Paul Jupp gave a thought-provoking review of the essential need to increase pollinators and increase biodiversity. His message was clear: unless we provide a food source for pollinators and increase habitat and biodiversity “we face ecological devastation”.
Paul was first awoken to this fear on his tenth birthday, when reading the Living Planet Report. From that date in 1970 to the report in 2010, insects had reduced by 60%…. Taking the opportunity to do something about it, after redundancy in 2010 Paul set up his own Community Interest Company (CiC), Meadow in my Garden, specifically supplying wild seeds.
His seed packages sown between March and June give months of fabulous flowering, and include mixes to suit verges and road side planting, shady canopies and even flowers for bright weddings. He has also evangelized his message at Chelsea and Glastonbury, as well as with any group interested in picking up their garden hoe.
Paul’s community activism has been subtle. Working with groups in redundant or overgrown urban spaces, he has encouraged Plant Life’s ‘No grow May’ and got groups involved in creating bee corridors, planting fruit trees, building compost bins and planting bulbs either under turf or wherever there is space. By the end of the talk, Paul had taken us on his journey from the fear of ‘extinction of experience’ to the far more hopeful ‘making nature a normal part of childhood’ and ‘How can we create communities?’ Now that is a message learnt from our insect neighbours.

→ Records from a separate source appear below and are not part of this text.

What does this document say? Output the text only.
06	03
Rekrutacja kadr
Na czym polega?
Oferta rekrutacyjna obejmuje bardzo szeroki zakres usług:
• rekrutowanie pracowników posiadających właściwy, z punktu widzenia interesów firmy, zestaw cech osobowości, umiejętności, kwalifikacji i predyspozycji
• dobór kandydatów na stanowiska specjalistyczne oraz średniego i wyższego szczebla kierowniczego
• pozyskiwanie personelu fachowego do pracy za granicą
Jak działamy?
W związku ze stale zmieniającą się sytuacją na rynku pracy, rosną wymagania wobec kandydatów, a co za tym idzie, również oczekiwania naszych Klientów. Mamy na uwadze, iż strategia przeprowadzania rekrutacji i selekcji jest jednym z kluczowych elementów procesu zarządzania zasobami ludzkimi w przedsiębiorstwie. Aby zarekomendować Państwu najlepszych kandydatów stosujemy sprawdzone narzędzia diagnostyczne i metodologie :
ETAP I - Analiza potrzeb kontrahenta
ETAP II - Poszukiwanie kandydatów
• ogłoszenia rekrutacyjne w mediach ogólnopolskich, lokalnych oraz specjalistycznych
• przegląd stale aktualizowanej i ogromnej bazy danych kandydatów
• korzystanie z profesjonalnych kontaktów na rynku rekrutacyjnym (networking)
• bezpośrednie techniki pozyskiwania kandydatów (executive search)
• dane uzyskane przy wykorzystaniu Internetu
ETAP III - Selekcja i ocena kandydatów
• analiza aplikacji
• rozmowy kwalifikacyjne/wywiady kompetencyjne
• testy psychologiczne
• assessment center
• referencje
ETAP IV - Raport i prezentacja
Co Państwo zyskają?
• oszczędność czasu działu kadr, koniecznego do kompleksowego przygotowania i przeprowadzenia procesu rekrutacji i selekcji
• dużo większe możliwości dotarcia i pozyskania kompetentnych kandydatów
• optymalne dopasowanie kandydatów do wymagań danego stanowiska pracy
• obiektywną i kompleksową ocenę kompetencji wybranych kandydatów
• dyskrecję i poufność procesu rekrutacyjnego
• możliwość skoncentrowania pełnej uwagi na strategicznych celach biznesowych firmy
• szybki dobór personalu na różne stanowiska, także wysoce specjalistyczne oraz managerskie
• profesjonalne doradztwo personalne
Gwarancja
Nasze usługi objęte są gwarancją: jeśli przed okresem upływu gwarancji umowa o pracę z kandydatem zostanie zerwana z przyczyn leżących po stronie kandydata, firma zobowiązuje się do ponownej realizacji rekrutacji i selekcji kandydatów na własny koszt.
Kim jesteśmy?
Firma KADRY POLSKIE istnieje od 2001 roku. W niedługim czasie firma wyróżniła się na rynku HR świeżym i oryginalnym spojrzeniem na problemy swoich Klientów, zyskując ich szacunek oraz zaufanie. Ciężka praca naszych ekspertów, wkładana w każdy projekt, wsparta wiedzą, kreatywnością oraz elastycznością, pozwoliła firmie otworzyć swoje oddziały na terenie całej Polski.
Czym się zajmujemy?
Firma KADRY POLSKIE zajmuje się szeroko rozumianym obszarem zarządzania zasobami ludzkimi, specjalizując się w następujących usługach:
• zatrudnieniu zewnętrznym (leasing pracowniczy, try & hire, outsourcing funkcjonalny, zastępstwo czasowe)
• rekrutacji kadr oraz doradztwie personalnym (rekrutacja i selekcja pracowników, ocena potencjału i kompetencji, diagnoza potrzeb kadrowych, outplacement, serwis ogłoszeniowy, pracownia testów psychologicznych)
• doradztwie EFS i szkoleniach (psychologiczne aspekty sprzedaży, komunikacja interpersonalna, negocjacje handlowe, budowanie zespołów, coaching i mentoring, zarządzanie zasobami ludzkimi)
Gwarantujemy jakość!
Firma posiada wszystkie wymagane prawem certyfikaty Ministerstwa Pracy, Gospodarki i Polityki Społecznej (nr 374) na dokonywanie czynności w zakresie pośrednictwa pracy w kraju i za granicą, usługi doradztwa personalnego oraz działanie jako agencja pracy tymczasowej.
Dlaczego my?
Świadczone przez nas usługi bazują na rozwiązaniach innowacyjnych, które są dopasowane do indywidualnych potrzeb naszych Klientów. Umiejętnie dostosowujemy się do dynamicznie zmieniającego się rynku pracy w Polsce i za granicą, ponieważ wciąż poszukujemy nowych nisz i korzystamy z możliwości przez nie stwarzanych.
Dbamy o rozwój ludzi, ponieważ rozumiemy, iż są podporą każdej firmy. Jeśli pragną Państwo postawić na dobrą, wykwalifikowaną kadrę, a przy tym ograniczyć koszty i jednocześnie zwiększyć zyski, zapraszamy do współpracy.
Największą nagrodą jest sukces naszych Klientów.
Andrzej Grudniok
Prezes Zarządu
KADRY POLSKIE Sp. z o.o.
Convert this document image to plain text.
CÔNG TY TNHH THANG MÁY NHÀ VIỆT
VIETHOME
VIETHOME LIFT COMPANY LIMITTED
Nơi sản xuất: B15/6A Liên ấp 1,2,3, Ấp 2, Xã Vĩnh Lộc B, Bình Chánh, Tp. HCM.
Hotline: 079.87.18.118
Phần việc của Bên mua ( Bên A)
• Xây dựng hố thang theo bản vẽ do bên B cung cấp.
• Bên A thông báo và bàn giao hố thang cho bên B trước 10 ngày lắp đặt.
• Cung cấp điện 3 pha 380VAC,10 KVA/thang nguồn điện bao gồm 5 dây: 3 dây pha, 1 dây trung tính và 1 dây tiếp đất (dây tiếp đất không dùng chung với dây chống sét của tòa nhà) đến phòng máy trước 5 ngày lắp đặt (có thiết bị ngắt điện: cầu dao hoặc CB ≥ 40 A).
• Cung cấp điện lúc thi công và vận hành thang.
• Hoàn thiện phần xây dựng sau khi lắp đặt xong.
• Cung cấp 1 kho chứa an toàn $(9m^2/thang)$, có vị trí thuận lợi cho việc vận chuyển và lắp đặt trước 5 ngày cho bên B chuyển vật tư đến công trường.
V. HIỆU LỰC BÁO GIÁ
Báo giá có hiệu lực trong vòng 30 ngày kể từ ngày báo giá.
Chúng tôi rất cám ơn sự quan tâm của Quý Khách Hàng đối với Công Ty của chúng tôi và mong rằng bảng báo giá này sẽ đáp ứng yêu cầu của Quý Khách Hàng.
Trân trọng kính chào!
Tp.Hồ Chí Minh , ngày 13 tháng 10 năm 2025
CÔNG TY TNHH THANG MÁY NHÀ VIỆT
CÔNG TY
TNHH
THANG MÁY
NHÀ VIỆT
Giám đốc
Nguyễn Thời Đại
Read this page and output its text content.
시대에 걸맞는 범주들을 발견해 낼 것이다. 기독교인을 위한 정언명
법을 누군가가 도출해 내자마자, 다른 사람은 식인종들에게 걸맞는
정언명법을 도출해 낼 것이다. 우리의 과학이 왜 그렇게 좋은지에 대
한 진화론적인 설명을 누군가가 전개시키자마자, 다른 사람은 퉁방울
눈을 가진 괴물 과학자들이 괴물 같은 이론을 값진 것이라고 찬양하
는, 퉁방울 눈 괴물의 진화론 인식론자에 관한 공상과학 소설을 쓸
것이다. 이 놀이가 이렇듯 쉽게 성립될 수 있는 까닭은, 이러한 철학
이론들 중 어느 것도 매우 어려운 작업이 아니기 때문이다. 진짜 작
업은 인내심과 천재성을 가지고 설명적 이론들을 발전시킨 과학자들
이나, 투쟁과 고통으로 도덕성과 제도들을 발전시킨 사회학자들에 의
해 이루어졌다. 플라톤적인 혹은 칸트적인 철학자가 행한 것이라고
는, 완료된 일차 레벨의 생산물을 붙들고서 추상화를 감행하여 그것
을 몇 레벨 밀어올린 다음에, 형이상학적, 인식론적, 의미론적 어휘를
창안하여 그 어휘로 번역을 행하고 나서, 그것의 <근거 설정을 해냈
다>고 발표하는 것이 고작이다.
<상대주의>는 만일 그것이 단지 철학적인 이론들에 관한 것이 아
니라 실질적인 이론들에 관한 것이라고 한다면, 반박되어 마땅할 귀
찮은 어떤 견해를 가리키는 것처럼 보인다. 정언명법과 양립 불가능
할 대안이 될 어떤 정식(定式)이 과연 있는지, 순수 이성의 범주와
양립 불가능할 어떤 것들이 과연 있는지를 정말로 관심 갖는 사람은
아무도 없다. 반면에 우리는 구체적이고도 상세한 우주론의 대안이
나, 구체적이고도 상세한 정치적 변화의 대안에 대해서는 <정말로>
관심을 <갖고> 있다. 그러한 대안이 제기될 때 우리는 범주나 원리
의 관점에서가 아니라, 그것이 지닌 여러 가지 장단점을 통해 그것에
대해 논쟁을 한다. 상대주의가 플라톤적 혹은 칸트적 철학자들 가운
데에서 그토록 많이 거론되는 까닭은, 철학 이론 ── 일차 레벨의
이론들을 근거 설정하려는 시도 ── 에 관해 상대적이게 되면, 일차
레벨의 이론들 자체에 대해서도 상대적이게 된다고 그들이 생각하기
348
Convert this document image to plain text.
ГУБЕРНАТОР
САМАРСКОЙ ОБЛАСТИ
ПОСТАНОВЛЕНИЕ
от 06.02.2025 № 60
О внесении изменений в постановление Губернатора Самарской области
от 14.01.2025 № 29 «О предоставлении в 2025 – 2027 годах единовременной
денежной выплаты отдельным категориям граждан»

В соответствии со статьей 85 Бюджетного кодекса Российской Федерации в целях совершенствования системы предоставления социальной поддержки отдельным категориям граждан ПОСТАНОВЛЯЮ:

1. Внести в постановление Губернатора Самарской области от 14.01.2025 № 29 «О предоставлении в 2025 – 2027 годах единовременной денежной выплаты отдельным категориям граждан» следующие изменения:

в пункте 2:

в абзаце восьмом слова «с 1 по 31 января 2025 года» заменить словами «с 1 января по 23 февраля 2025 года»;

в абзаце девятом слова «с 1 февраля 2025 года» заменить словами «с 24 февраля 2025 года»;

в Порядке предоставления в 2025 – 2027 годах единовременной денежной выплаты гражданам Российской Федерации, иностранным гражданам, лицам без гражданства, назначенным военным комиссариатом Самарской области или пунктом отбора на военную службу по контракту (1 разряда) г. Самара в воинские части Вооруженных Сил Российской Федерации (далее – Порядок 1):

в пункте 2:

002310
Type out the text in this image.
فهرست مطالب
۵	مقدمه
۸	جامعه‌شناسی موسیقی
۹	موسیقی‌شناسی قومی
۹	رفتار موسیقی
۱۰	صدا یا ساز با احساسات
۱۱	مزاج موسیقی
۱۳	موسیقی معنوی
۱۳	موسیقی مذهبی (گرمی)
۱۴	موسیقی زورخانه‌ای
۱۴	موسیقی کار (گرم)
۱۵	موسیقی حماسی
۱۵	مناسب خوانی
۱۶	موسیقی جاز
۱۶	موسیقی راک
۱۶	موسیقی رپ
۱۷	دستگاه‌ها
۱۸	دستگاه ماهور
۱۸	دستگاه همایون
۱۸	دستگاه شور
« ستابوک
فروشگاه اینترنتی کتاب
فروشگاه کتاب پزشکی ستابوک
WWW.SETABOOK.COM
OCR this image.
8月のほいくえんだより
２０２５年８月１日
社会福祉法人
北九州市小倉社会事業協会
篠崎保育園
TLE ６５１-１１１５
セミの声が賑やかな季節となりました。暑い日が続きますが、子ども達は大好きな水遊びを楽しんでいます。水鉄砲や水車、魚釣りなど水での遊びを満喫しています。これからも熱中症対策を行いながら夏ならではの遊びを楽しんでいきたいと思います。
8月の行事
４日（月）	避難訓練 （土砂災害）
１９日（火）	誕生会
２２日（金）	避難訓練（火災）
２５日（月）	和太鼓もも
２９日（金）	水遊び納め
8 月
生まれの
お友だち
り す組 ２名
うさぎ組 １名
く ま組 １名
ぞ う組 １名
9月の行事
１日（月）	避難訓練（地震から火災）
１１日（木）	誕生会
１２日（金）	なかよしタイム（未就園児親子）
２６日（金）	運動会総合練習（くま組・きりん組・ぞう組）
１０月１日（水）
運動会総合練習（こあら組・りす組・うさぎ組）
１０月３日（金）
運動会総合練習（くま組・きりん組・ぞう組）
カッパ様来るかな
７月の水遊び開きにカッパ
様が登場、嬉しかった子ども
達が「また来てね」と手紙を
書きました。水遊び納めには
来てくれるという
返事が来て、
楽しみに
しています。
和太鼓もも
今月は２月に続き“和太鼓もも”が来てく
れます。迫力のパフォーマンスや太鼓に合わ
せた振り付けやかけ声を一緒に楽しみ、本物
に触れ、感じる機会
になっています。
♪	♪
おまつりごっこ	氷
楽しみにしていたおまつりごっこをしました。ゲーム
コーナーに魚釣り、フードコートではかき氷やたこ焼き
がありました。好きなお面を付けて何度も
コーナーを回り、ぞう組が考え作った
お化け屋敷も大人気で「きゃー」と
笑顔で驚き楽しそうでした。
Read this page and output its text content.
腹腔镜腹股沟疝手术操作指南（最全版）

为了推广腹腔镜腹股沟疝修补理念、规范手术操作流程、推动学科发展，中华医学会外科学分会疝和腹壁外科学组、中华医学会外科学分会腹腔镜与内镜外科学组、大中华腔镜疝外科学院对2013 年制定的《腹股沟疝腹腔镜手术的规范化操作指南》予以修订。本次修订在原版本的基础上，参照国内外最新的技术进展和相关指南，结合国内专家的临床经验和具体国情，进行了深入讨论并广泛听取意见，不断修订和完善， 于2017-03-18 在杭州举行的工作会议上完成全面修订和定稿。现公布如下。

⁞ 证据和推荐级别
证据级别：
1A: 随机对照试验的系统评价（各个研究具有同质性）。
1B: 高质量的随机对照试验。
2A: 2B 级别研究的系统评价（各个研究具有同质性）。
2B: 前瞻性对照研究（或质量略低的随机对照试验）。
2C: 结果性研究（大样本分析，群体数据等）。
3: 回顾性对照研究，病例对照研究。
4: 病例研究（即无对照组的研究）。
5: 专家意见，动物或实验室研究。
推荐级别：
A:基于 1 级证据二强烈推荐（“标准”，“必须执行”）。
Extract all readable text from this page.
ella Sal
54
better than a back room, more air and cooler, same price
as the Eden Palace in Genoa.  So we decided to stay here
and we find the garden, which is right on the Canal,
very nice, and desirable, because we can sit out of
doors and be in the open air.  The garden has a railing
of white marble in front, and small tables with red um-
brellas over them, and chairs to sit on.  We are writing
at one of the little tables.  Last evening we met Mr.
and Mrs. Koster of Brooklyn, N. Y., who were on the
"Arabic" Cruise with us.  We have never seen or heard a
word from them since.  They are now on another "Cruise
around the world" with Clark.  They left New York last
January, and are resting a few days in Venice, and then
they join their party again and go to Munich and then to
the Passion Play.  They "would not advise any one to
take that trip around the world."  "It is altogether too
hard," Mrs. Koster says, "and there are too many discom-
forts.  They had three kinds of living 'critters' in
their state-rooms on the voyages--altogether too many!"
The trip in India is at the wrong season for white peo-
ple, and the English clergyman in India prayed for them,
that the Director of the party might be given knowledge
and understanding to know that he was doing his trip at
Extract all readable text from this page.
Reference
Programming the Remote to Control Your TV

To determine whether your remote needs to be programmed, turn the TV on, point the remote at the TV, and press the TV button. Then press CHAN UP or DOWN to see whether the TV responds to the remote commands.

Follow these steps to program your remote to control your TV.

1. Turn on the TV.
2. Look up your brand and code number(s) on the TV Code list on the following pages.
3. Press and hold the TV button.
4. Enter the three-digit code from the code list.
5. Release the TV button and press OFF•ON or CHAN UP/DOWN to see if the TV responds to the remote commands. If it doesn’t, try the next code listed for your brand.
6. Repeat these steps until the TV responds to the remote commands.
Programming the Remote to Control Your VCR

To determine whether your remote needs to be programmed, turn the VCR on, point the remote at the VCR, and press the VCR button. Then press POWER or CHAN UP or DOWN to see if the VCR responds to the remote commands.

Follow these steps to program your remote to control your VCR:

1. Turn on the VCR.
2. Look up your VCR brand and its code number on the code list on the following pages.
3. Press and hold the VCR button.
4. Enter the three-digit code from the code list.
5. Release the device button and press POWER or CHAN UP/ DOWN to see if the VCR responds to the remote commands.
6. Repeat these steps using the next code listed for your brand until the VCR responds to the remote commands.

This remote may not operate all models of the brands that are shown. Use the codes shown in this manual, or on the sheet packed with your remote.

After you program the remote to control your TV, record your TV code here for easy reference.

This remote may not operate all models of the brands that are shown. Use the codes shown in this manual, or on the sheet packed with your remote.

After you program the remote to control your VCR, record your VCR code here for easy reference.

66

One of Paul’s seed mixes was for vegetable gardens for aphid control. Victoria Logue gave a humorous talk on her experiences of vegetable growing, feting a single wobbly carrot as perfect…as it had come from her own efforts. Not so much perfection, more the joy and failures of vegetable growing, Victoria gave a realistic insight into tips, and traps, which gave a ray of hope for all who were quietly expiring in the heat. Hope eternal for the FSHS Show in August, that produce will adorn the tables.
The FSHS meet on the second Tuesday of the month, 7.15pm. Critchill School. All welcome.